Gates, who in 2013 once again became the richest man in the world, thus also made a huge contribution to the spread of stock photography. The digital watermark, whose presence has become a meme in post-Internet art, went viral in large part thanks to Corbis. It’s also interesting that one of the agency’s physical archives is hidden from view, secured in an old mine seventy metres below ground. It’s the place the original photographs are kept, and it’s only there that they’ll survive over the long term (it is said they can be stored there for five thousand years without decaying). The repository of our cultural memory, which for the past few years has functioned primarily through photographs, is thus itself back in a hermetically sealed space in a dark cave. And that surely gives Horst Bredekamp a lot to smile about. For years, the visual theorist has been working on “unraveling the categorical blunder of Western philosophy”, based on the premise that rather than being associated with a Platonic structure of deceit, caves actually made a contribution to civilisation’s capacity for making worlds.

This can sometimes lead to desperation as well. Is the story of the evolution of art not simply a web of lies in the presence of these Stone Age paintings? Corbis used to be called Continuum Productions, a choice that implies a faith in continuity on Gates’s part that hardly seems tenable. It seems more as if art came into the world like a foal that could stand on its own legs from birth. I close the YouTube window and bring up something else, putting together a little knowledge with every swipe, a little cultural refinement. Have our eyes changed? Our gazes? The pictures we see have not. They have stayed the same. Only the frame is different. Wikipedia, the Guardian, click, click. The writer and art critic John Berger got permission to visit the caves even before Herzog. He writes: “Cro-Magnon painting did not respect borders. It flows where it has to, deposits, overlaps, submerges images already there, and it continually changes the scale of what it carries.” And he also describes the limits of our ancestors’ consciousness: “The nomads were acutely aware of being a minority overwhelmingly outnumbered by animals. They had been born, not on to a planet, but into animal life. They were not animal keepers: animals were the keepers of the world and of the universe around them, which never stopped. Beyond every horizon were more animals.” These new human beings knew how to make fire, but they were a long way away from feeling like they were the crown of creation.

The cave painters saw themselves as a small part of the world that surrounded them, while we, for at least the past hundred and fifty years, can be considered its destroyers. Did their consciousness perhaps start to crackle and pop when they placed their own marks on the cave walls? These companions of the darkness placed their hands on the stone and blew pigments over it. It’s possible, in fact, that they did this as a way of developing something like an individual style – not for the sake of depicting their surroundings or a virtual world but rather to make their work recognisable.
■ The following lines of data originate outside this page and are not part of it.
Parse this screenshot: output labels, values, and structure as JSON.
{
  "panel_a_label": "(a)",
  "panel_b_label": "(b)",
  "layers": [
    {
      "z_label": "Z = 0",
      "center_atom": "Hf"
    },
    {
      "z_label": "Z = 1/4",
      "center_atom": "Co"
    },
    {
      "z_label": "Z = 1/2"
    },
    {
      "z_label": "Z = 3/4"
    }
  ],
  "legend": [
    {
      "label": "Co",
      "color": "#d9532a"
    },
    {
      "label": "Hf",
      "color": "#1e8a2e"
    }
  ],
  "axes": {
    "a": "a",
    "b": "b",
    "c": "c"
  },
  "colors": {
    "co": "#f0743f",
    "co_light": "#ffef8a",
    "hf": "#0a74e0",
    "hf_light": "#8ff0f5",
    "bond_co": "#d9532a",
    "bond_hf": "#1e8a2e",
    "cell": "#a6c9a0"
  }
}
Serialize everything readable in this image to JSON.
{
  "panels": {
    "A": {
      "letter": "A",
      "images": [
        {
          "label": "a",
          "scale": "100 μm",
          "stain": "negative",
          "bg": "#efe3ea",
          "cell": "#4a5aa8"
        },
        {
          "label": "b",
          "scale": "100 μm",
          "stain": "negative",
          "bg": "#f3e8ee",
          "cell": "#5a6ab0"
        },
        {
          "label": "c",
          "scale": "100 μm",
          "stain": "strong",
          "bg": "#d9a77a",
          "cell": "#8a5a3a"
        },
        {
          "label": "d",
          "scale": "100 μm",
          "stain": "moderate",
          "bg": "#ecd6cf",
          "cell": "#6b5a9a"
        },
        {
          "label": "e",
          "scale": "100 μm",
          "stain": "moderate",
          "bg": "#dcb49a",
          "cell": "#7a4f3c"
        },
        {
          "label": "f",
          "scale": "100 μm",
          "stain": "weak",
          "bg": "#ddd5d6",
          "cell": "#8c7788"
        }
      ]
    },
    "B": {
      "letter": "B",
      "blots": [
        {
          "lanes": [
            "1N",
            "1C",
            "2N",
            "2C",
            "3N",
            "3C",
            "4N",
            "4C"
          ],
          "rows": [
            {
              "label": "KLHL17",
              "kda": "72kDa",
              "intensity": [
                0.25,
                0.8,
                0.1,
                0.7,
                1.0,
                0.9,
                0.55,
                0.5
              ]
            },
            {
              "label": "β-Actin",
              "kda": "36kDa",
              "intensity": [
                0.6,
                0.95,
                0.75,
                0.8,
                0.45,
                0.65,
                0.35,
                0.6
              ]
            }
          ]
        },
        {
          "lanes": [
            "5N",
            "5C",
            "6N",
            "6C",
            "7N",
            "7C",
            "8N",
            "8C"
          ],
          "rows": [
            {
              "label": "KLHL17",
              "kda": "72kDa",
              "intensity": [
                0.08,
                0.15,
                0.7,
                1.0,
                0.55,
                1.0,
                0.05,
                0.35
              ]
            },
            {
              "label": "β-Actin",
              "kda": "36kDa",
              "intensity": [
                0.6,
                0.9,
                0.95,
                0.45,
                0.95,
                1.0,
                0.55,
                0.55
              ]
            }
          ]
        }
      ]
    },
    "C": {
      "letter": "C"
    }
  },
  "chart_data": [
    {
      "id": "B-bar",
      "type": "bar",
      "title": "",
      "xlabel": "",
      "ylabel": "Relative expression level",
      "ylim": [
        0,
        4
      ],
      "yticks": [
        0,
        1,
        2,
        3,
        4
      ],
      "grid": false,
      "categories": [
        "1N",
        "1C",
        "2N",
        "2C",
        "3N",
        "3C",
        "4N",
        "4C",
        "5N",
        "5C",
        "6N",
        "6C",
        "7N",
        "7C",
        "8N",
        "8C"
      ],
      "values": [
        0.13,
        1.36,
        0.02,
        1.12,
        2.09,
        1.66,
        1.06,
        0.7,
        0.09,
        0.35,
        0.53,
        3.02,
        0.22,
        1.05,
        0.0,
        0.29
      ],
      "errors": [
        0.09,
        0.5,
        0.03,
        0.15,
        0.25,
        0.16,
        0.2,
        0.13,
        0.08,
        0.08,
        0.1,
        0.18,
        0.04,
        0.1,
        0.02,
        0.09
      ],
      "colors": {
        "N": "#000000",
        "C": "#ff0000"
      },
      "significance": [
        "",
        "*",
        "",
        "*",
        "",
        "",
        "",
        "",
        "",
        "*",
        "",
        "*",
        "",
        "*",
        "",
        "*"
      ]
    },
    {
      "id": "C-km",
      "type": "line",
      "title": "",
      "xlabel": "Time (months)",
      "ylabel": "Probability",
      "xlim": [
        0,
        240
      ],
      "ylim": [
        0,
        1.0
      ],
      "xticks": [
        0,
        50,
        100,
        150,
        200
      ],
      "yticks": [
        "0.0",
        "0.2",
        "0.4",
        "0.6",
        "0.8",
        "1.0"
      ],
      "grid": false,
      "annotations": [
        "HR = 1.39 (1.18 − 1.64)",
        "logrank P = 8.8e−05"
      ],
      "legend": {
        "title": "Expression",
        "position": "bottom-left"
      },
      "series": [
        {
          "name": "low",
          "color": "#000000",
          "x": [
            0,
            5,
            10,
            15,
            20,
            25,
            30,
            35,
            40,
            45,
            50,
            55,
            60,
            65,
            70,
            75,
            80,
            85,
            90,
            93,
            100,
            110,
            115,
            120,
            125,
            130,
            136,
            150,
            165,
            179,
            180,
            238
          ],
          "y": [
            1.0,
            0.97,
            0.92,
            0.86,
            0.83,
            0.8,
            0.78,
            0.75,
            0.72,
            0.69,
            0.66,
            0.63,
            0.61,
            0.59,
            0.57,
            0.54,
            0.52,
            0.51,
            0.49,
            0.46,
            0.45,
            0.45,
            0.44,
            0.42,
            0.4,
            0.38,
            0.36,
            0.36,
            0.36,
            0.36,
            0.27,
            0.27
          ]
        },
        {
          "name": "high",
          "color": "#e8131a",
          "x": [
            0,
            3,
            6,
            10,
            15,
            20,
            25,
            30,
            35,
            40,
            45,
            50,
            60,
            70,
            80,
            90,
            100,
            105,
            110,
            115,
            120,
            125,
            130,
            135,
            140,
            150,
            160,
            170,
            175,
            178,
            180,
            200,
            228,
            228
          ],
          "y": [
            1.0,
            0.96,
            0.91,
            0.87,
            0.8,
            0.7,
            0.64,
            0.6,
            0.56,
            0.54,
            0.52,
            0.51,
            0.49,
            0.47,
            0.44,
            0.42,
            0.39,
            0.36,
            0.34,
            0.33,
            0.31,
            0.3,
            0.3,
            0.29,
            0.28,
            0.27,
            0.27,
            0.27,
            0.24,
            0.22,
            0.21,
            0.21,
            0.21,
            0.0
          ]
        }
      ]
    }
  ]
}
At the end of the film, Herzog gets sidetracked by a nuclear power station near the cave, in that inimitable and unrivalled way of his. Its cooling pool is now part of a tropical biosphere in which hundreds of crocodiles are swimming, including mutant albinos. “Are we today the crocodiles who look back into the abyss of time when we see the paintings of Chauvet Cave?” he asks in voiceover. Silence. What would be the right answer to this question? The Corbis cave is a former mine north of Pittsburgh, far from the noise of the earth. In the surrounding forests are wild turkeys, bears and groundhogs.

Timo Feldhaus is an editor at Spike and lives in Berlin.